NATSEM estimates that putting a cap on family benefits for families with a combined income of $100,000 would hit a further 280,000 families and save $1.1bn.
NATSEM principal research fellow Ben Phillips said loss of the benefit would cost these families an average of $3900 a year and be particularly harsh on larger families. With Tony Abbott stating that no tax cuts are likely for another four or five years, the government will also be relying on inflation pushing an increasing share of all salaries and wages into higher tax brackets.
The failure to adjust tax thresholds will be costing individual taxpayers an additional $3bn each year, according to calculations by Deloitte Access Economics. The added burden is cumulative so that by 2017-18, taxpayers will be paying $15bn more in income tax than they would if the Abbott government was adjusting the tax thresholds for inflation.

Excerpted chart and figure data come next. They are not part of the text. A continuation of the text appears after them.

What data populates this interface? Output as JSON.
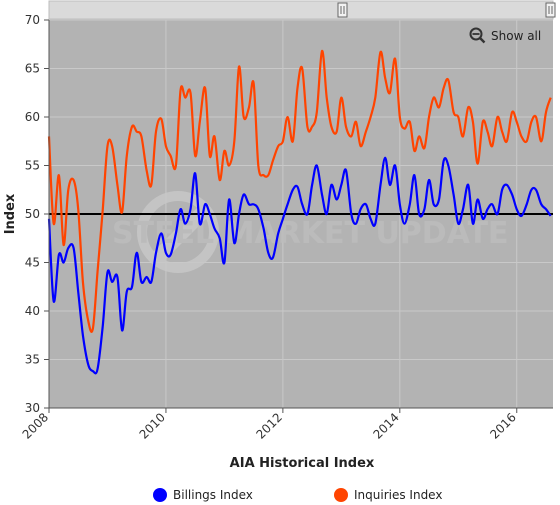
{
  "chart_data": {
    "type": "line",
    "title": "",
    "xlabel": "AIA Historical Index",
    "ylabel": "Index",
    "x_ticks": [
      "2008",
      "2010",
      "2012",
      "2014",
      "2016"
    ],
    "y_ticks": [
      "30",
      "35",
      "40",
      "45",
      "50",
      "55",
      "60",
      "65",
      "70"
    ],
    "xlim": [
      2008.0,
      2016.62
    ],
    "ylim": [
      30,
      70
    ],
    "reference_line": 50,
    "grid": true,
    "legend_position": "bottom",
    "watermark": "STEEL MARKET UPDATE",
    "series": [
      {
        "name": "Billings Index",
        "color": "#0000ff",
        "x": [
          2008.0,
          2008.08,
          2008.17,
          2008.25,
          2008.33,
          2008.42,
          2008.5,
          2008.58,
          2008.67,
          2008.75,
          2008.83,
          2008.92,
          2009.0,
          2009.08,
          2009.17,
          2009.25,
          2009.33,
          2009.42,
          2009.5,
          2009.58,
          2009.67,
          2009.75,
          2009.83,
          2009.92,
          2010.0,
          2010.08,
          2010.17,
          2010.25,
          2010.33,
          2010.42,
          2010.5,
          2010.58,
          2010.67,
          2010.75,
          2010.83,
          2010.92,
          2011.0,
          2011.08,
          2011.17,
          2011.25,
          2011.33,
          2011.42,
          2011.5,
          2011.58,
          2011.67,
          2011.75,
          2011.83,
          2011.92,
          2012.0,
          2012.08,
          2012.17,
          2012.25,
          2012.33,
          2012.42,
          2012.5,
          2012.58,
          2012.67,
          2012.75,
          2012.83,
          2012.92,
          2013.0,
          2013.08,
          2013.17,
          2013.25,
          2013.33,
          2013.42,
          2013.5,
          2013.58,
          2013.67,
          2013.75,
          2013.83,
          2013.92,
          2014.0,
          2014.08,
          2014.17,
          2014.25,
          2014.33,
          2014.42,
          2014.5,
          2014.58,
          2014.67,
          2014.75,
          2014.83,
          2014.92,
          2015.0,
          2015.08,
          2015.17,
          2015.25,
          2015.33,
          2015.42,
          2015.5,
          2015.58,
          2015.67,
          2015.75,
          2015.83,
          2015.92,
          2016.0,
          2016.08,
          2016.17,
          2016.25,
          2016.33,
          2016.42,
          2016.5,
          2016.58
        ],
        "values": [
          49.5,
          41.0,
          45.8,
          45.0,
          46.5,
          46.5,
          42.0,
          37.5,
          34.5,
          33.8,
          34.0,
          38.5,
          44.0,
          43.0,
          43.5,
          38.0,
          42.0,
          42.5,
          46.0,
          43.0,
          43.5,
          43.0,
          46.0,
          48.0,
          46.0,
          45.8,
          48.0,
          50.5,
          49.0,
          50.5,
          54.2,
          49.0,
          51.0,
          50.0,
          48.5,
          47.5,
          45.0,
          51.5,
          47.0,
          50.0,
          52.0,
          51.0,
          51.0,
          50.5,
          48.5,
          46.0,
          45.5,
          48.0,
          49.5,
          51.0,
          52.5,
          52.8,
          51.0,
          50.0,
          53.0,
          55.0,
          52.0,
          50.0,
          53.0,
          51.5,
          53.0,
          54.5,
          50.0,
          49.0,
          50.5,
          51.0,
          49.5,
          49.0,
          53.0,
          55.8,
          53.0,
          55.0,
          51.0,
          49.0,
          51.0,
          54.0,
          50.0,
          50.5,
          53.5,
          51.0,
          51.5,
          55.5,
          55.0,
          52.0,
          49.0,
          50.5,
          53.0,
          49.0,
          51.5,
          49.5,
          50.5,
          51.0,
          50.0,
          52.5,
          53.0,
          52.0,
          50.5,
          49.8,
          51.0,
          52.5,
          52.5,
          51.0,
          50.5,
          49.8
        ]
      },
      {
        "name": "Inquiries Index",
        "color": "#ff4400",
        "x": [
          2008.0,
          2008.08,
          2008.17,
          2008.25,
          2008.33,
          2008.42,
          2008.5,
          2008.58,
          2008.67,
          2008.75,
          2008.83,
          2008.92,
          2009.0,
          2009.08,
          2009.17,
          2009.25,
          2009.33,
          2009.42,
          2009.5,
          2009.58,
          2009.67,
          2009.75,
          2009.83,
          2009.92,
          2010.0,
          2010.08,
          2010.17,
          2010.25,
          2010.33,
          2010.42,
          2010.5,
          2010.58,
          2010.67,
          2010.75,
          2010.83,
          2010.92,
          2011.0,
          2011.08,
          2011.17,
          2011.25,
          2011.33,
          2011.42,
          2011.5,
          2011.58,
          2011.67,
          2011.75,
          2011.83,
          2011.92,
          2012.0,
          2012.08,
          2012.17,
          2012.25,
          2012.33,
          2012.42,
          2012.5,
          2012.58,
          2012.67,
          2012.75,
          2012.83,
          2012.92,
          2013.0,
          2013.08,
          2013.17,
          2013.25,
          2013.33,
          2013.42,
          2013.5,
          2013.58,
          2013.67,
          2013.75,
          2013.83,
          2013.92,
          2014.0,
          2014.08,
          2014.17,
          2014.25,
          2014.33,
          2014.42,
          2014.5,
          2014.58,
          2014.67,
          2014.75,
          2014.83,
          2014.92,
          2015.0,
          2015.08,
          2015.17,
          2015.25,
          2015.33,
          2015.42,
          2015.5,
          2015.58,
          2015.67,
          2015.75,
          2015.83,
          2015.92,
          2016.0,
          2016.08,
          2016.17,
          2016.25,
          2016.33,
          2016.42,
          2016.5,
          2016.58
        ],
        "values": [
          58.0,
          49.0,
          54.0,
          46.8,
          52.5,
          53.5,
          50.5,
          43.0,
          39.0,
          38.2,
          44.0,
          50.5,
          57.0,
          57.0,
          53.0,
          50.2,
          56.0,
          59.0,
          58.5,
          58.0,
          54.5,
          53.0,
          58.5,
          59.8,
          57.0,
          56.0,
          55.0,
          62.8,
          62.0,
          62.5,
          56.0,
          59.5,
          63.0,
          56.0,
          58.0,
          53.5,
          56.5,
          55.0,
          57.5,
          65.2,
          60.0,
          61.0,
          63.5,
          55.0,
          54.0,
          54.0,
          55.5,
          57.0,
          57.5,
          60.0,
          57.5,
          63.0,
          65.0,
          59.0,
          59.0,
          60.5,
          66.8,
          62.0,
          59.0,
          58.5,
          62.0,
          59.0,
          58.0,
          59.5,
          57.0,
          58.5,
          60.0,
          62.0,
          66.7,
          64.0,
          62.5,
          66.0,
          60.0,
          58.8,
          59.5,
          56.5,
          58.0,
          56.8,
          60.0,
          62.0,
          61.0,
          63.0,
          63.8,
          60.5,
          60.0,
          58.0,
          61.0,
          59.5,
          55.2,
          59.5,
          58.5,
          57.0,
          60.0,
          58.5,
          57.5,
          60.5,
          59.5,
          58.0,
          57.5,
          59.5,
          60.0,
          57.5,
          60.5,
          62.0
        ]
      }
    ]
  },
  "legend": {
    "items": [
      {
        "label": "Billings Index",
        "color": "#0000ff"
      },
      {
        "label": "Inquiries Index",
        "color": "#ff4400"
      }
    ]
  },
  "toolbar": {
    "show_all_label": "Show all",
    "show_all_icon": "zoom-out-magnifier-icon"
  },
  "scrollbar": {
    "handle_icon": "grip-handle-icon"
  },
  "colors": {
    "plot_background": "#b3b3b3",
    "reference_line": "#000000",
    "gridline": "#c9c9c9"
  }
}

This still leaves a substantial gap to be filled by spending cuts, with the Audit Commission warning that the deficit — forecast to be $33.9bn in 2014-15 — would still be above $30bn in 2017-18 in the absence of corrective action.
While the details of the deficit levy are yet to be finalised, it is expected to amount to 1 per cent on incomes over $80,000 and 2 per cent on incomes over $180,000.
Within the government the tax measure is seen as the only way to ensure the pain in the May 13 budget is spread evenly to those on higher incomes, given that cuts to benefits leave richer Australians unscathed.
Labor, the Greens and smaller parties have all declared their opposition to the levy.
I’m rather ambivalent about this on one hand I can see the necessity but I wonder about the politics if this actually comes to pass . Because we should all remember that this idea could still end up being far less onerous than it currently seems simply because what is mooted now may be in excess of what is actually in the coming budget. Good to se that the PPL scheme is having its threshold lowered from 150K to 100K though.
Interestingly as the Labor Party and the Greens historically advocate for higher taxes for the rich its amusing to see them having kittens about what is an impost mainly on the rich…
on the other hand some of may conservative friends are understandably upset about any tax increases .
Anyway what do readers think about all of this budget speculation?